Wednesday, November 07, 2007

barriers to certification



As for the usefulness of ed schools and quickly getting top-notch people into the classroom, another friend wrote:

I've asked this question to several "educators" (I had 800 math SATs, broke the curve on just about every math test I ever took in high school and college  level, was on my math team in high school and my father was a teacher for 30 years): Could I be hired for no pay to teach math at your school four hours a week if I expressed interest in doing that?  And they look at me with a blank expression and say, "Of course not.  You don't know how to  teach."

My son's teachers are amazed that he was doing multiplication in kindergarten.  But I'm not "qualified" to teach math.  Not that I would ever have done it, though 4 hours a week I might have.  But the answer just always was my test of whether this "educator" had any sense of creativity.

But of course if you're a public school  teacher (and I went to public school and  so do my kids), what a threat it would be for some hot shot from the private sector to come into your school for no pay and dare to think he could teach the kids something you can't.  So it will never happen.  So my kid learns from me and the other kids will never get that benefit of learning math from somebody who can teach them to just visualize numbers and how they relate to other numbers to the point they just jump off the page.

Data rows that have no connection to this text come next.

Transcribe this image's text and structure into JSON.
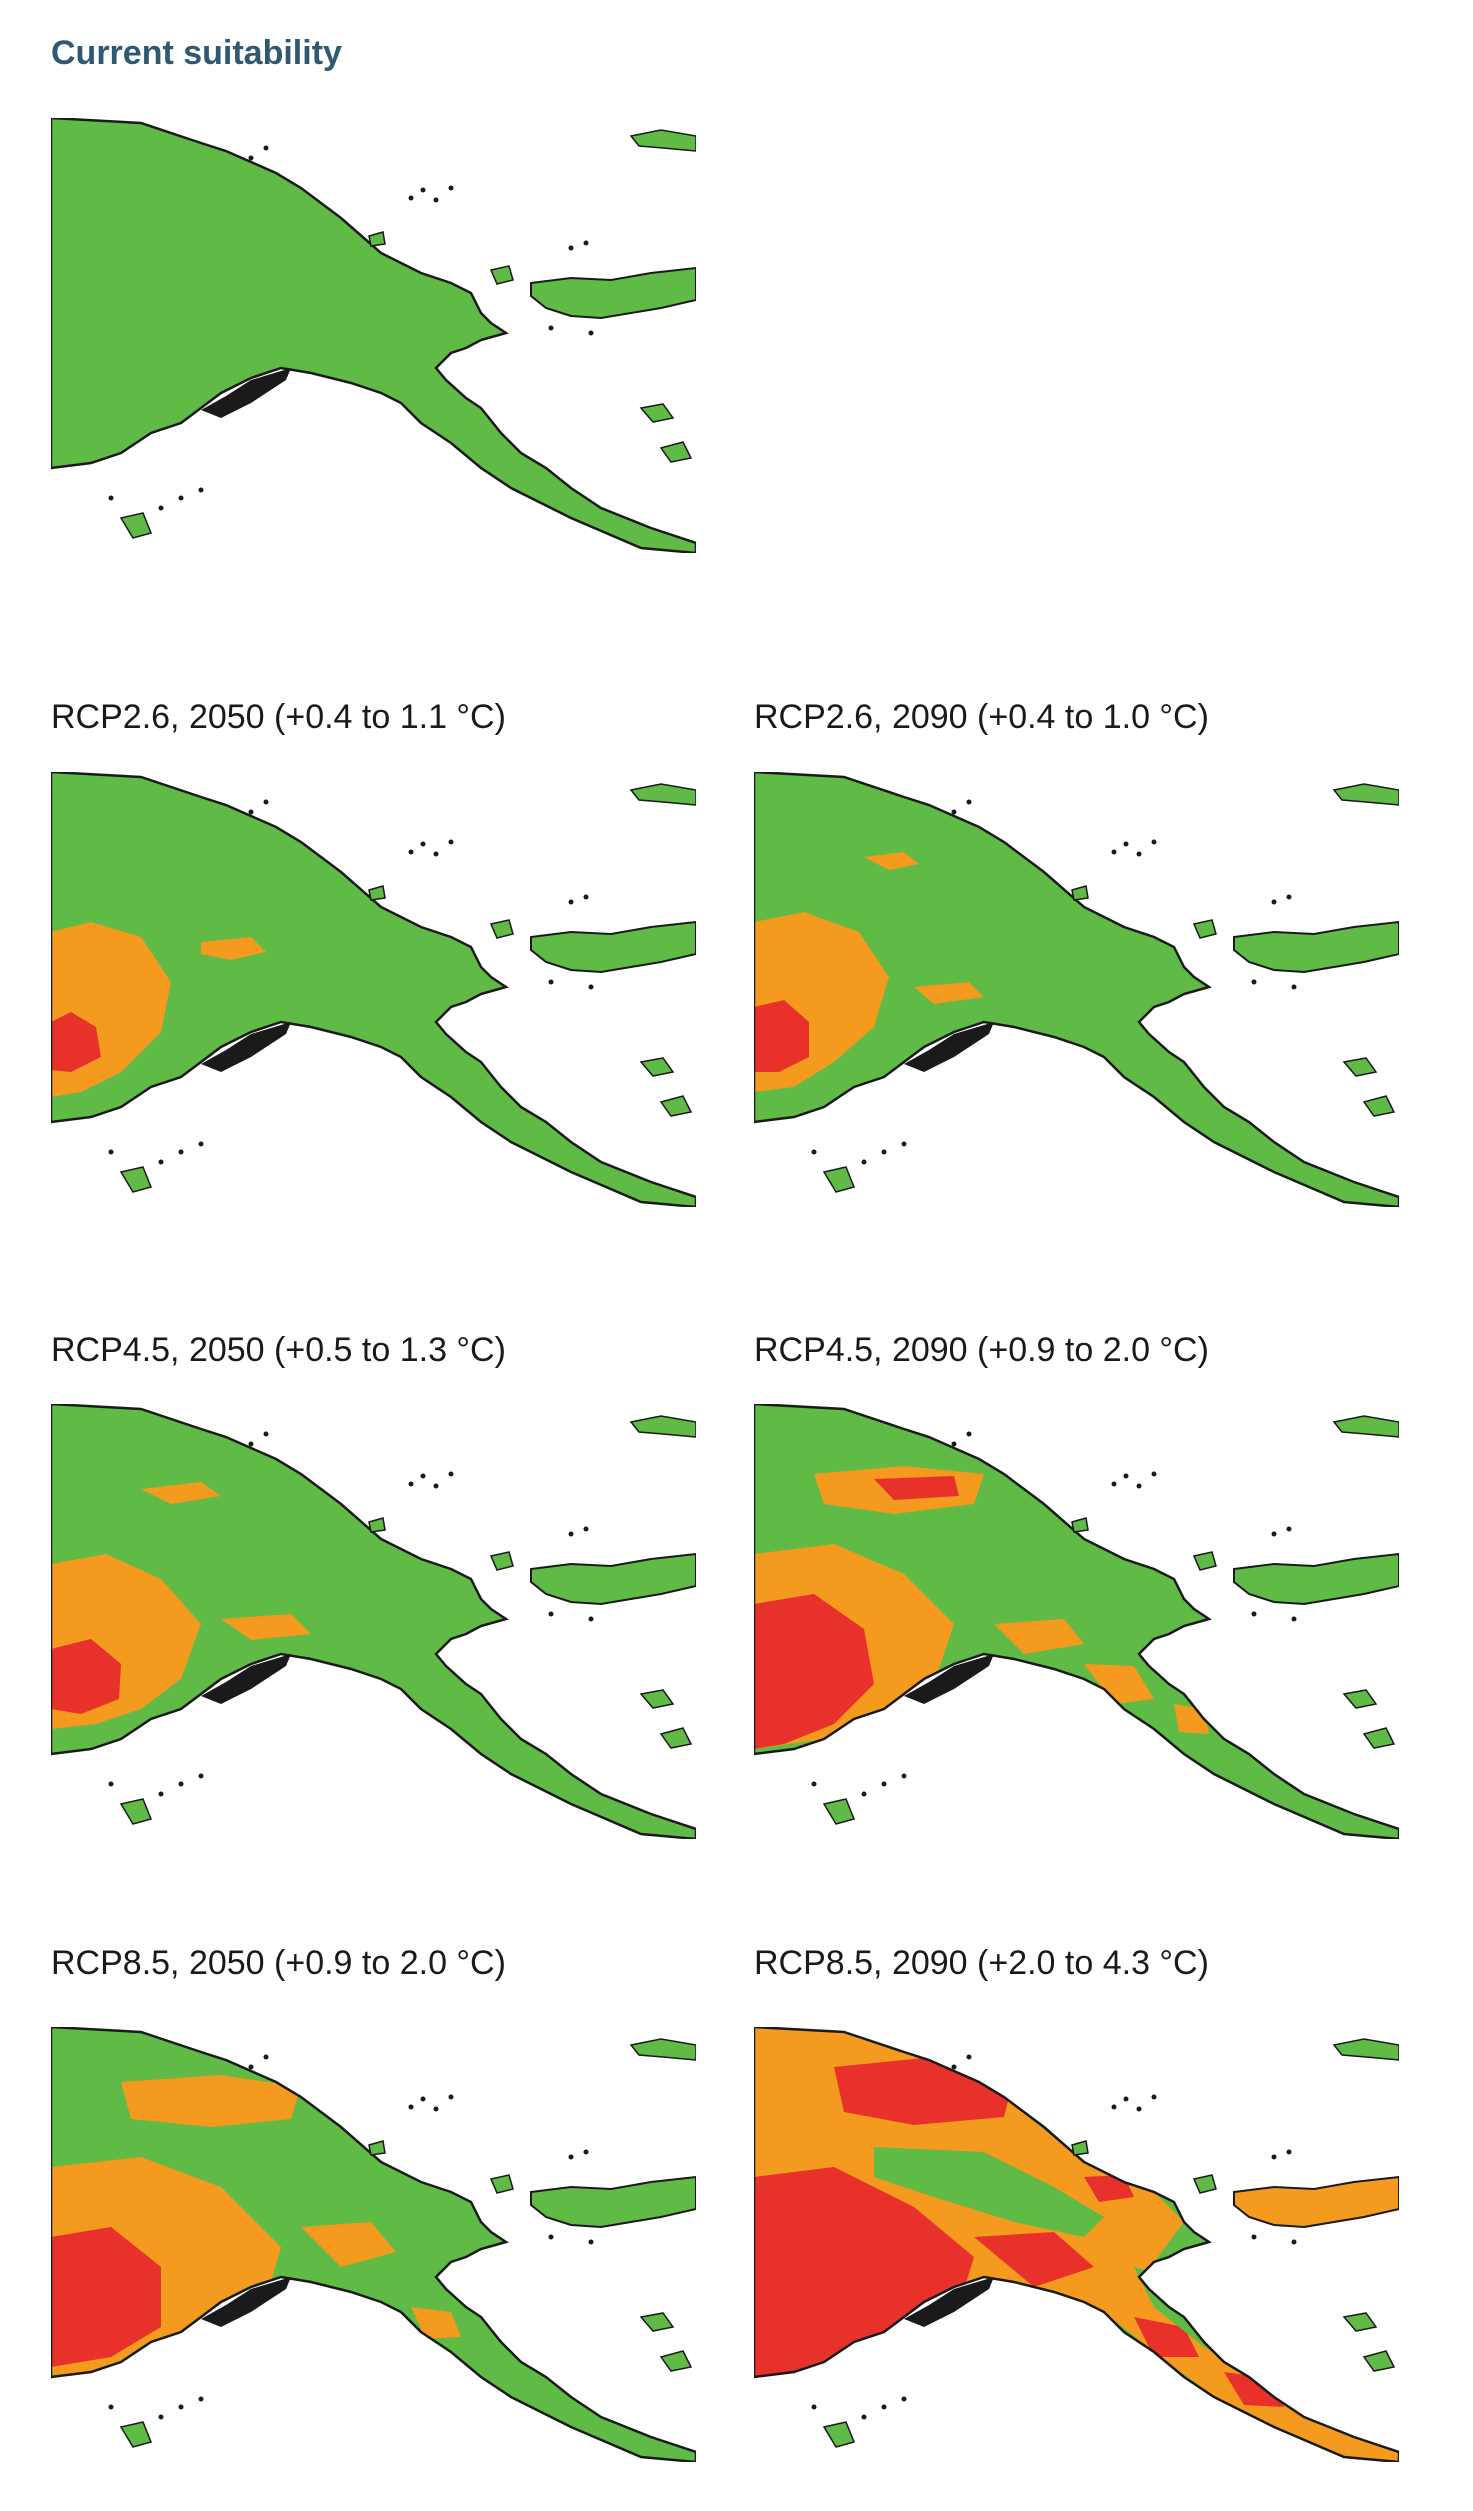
{
  "title": "Current suitability",
  "colors": {
    "suitable": "#5fba46",
    "moderate": "#f39a1f",
    "low": "#e8312a",
    "coast": "#1a1a1a",
    "sea": "#ffffff"
  },
  "panels": [
    {
      "id": "current",
      "label": "",
      "severity": 0
    },
    {
      "id": "rcp26-2050",
      "label": "RCP2.6, 2050 (+0.4 to 1.1 °C)",
      "severity": 1
    },
    {
      "id": "rcp26-2090",
      "label": "RCP2.6, 2090 (+0.4 to 1.0 °C)",
      "severity": 1
    },
    {
      "id": "rcp45-2050",
      "label": "RCP4.5, 2050 (+0.5 to 1.3 °C)",
      "severity": 2
    },
    {
      "id": "rcp45-2090",
      "label": "RCP4.5, 2090 (+0.9 to 2.0 °C)",
      "severity": 3
    },
    {
      "id": "rcp85-2050",
      "label": "RCP8.5, 2050 (+0.9 to 2.0 °C)",
      "severity": 3
    },
    {
      "id": "rcp85-2090",
      "label": "RCP8.5, 2090 (+2.0 to 4.3 °C)",
      "severity": 4
    }
  ]
}
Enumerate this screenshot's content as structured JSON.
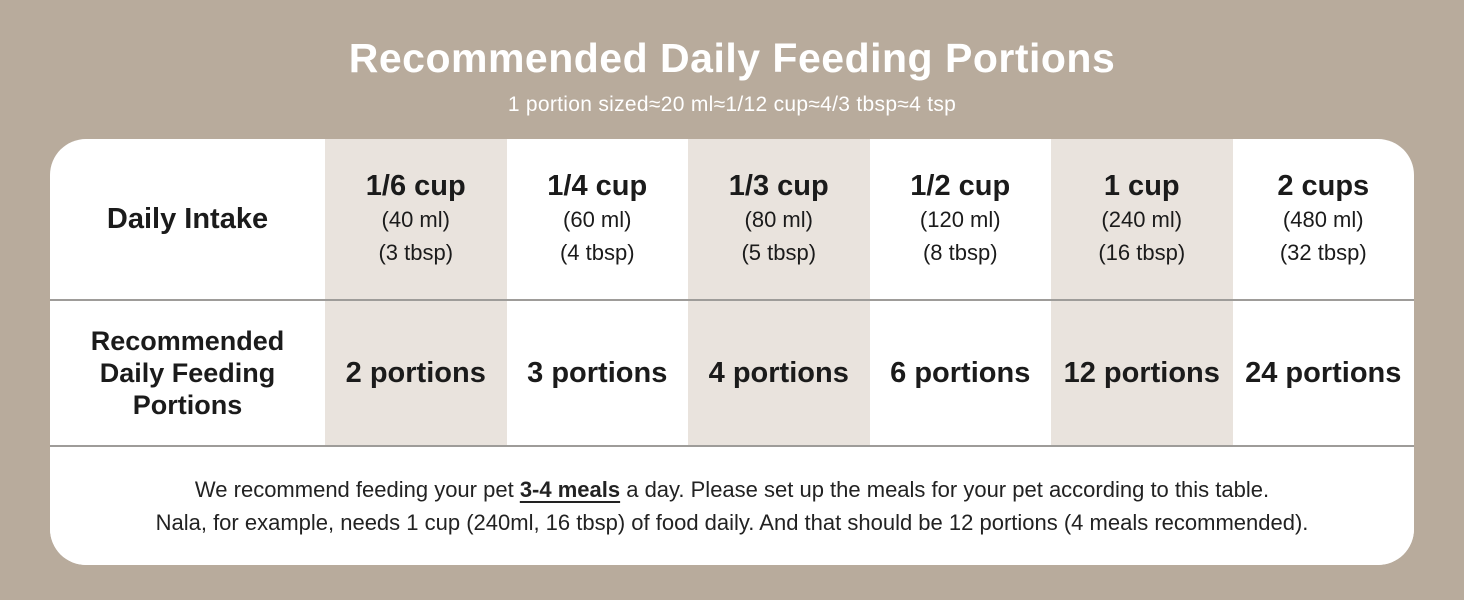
{
  "header": {
    "title": "Recommended Daily Feeding Portions",
    "subtitle": "1 portion sized≈20 ml≈1/12 cup≈4/3 tbsp≈4 tsp"
  },
  "table": {
    "intake_label": "Daily Intake",
    "portions_label_lines": [
      "Recommended",
      "Daily Feeding",
      "Portions"
    ],
    "columns": [
      {
        "cup": "1/6 cup",
        "ml": "(40 ml)",
        "tbsp": "(3 tbsp)",
        "portions": "2 portions"
      },
      {
        "cup": "1/4 cup",
        "ml": "(60 ml)",
        "tbsp": "(4 tbsp)",
        "portions": "3 portions"
      },
      {
        "cup": "1/3 cup",
        "ml": "(80 ml)",
        "tbsp": "(5 tbsp)",
        "portions": "4 portions"
      },
      {
        "cup": "1/2 cup",
        "ml": "(120 ml)",
        "tbsp": "(8 tbsp)",
        "portions": "6 portions"
      },
      {
        "cup": "1 cup",
        "ml": "(240 ml)",
        "tbsp": "(16 tbsp)",
        "portions": "12 portions"
      },
      {
        "cup": "2 cups",
        "ml": "(480 ml)",
        "tbsp": "(32 tbsp)",
        "portions": "24 portions"
      }
    ]
  },
  "footer": {
    "line1_prefix": "We recommend feeding your pet ",
    "line1_highlight": "3-4 meals",
    "line1_suffix": " a day. Please set up the meals for your pet according to this table.",
    "line2": "Nala, for example, needs 1 cup (240ml, 16 tbsp) of food daily. And that should be 12 portions (4 meals recommended)."
  },
  "colors": {
    "background": "#b8ab9c",
    "card": "#ffffff",
    "shaded_column": "#e9e3dd",
    "divider": "#9e9c99",
    "title_text": "#ffffff",
    "body_text": "#1b1b1b"
  },
  "chart_data": {
    "type": "table",
    "title": "Recommended Daily Feeding Portions",
    "subtitle": "1 portion sized≈20 ml≈1/12 cup≈4/3 tbsp≈4 tsp",
    "row_headers": [
      "Daily Intake",
      "Recommended Daily Feeding Portions"
    ],
    "data": [
      {
        "daily_intake_cup": "1/6 cup",
        "daily_intake_ml": 40,
        "daily_intake_tbsp": 3,
        "portions": 2
      },
      {
        "daily_intake_cup": "1/4 cup",
        "daily_intake_ml": 60,
        "daily_intake_tbsp": 4,
        "portions": 3
      },
      {
        "daily_intake_cup": "1/3 cup",
        "daily_intake_ml": 80,
        "daily_intake_tbsp": 5,
        "portions": 4
      },
      {
        "daily_intake_cup": "1/2 cup",
        "daily_intake_ml": 120,
        "daily_intake_tbsp": 8,
        "portions": 6
      },
      {
        "daily_intake_cup": "1 cup",
        "daily_intake_ml": 240,
        "daily_intake_tbsp": 16,
        "portions": 12
      },
      {
        "daily_intake_cup": "2 cups",
        "daily_intake_ml": 480,
        "daily_intake_tbsp": 32,
        "portions": 24
      }
    ],
    "notes": [
      "We recommend feeding your pet 3-4 meals a day. Please set up the meals for your pet according to this table.",
      "Nala, for example, needs 1 cup (240ml, 16 tbsp) of food daily. And that should be 12 portions (4 meals recommended)."
    ]
  }
}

The real issue here is not whether schools should be taking in uncertified teachers a few hours a week to teach kids -- that's not realistic on any large scale if only due to the logistics, and it’s fraught with all sorts of other problems.  But what if my friend wanted to become a full-time teacher?  Instead of quickly getting him into the classroom, in most districts he would be shooed away and told to waste two years at some bogus ed school before he was "qualified" to teach.  What rubbish!  This is precisely the problem that the new program Dean Steiner talks about above is meant to address.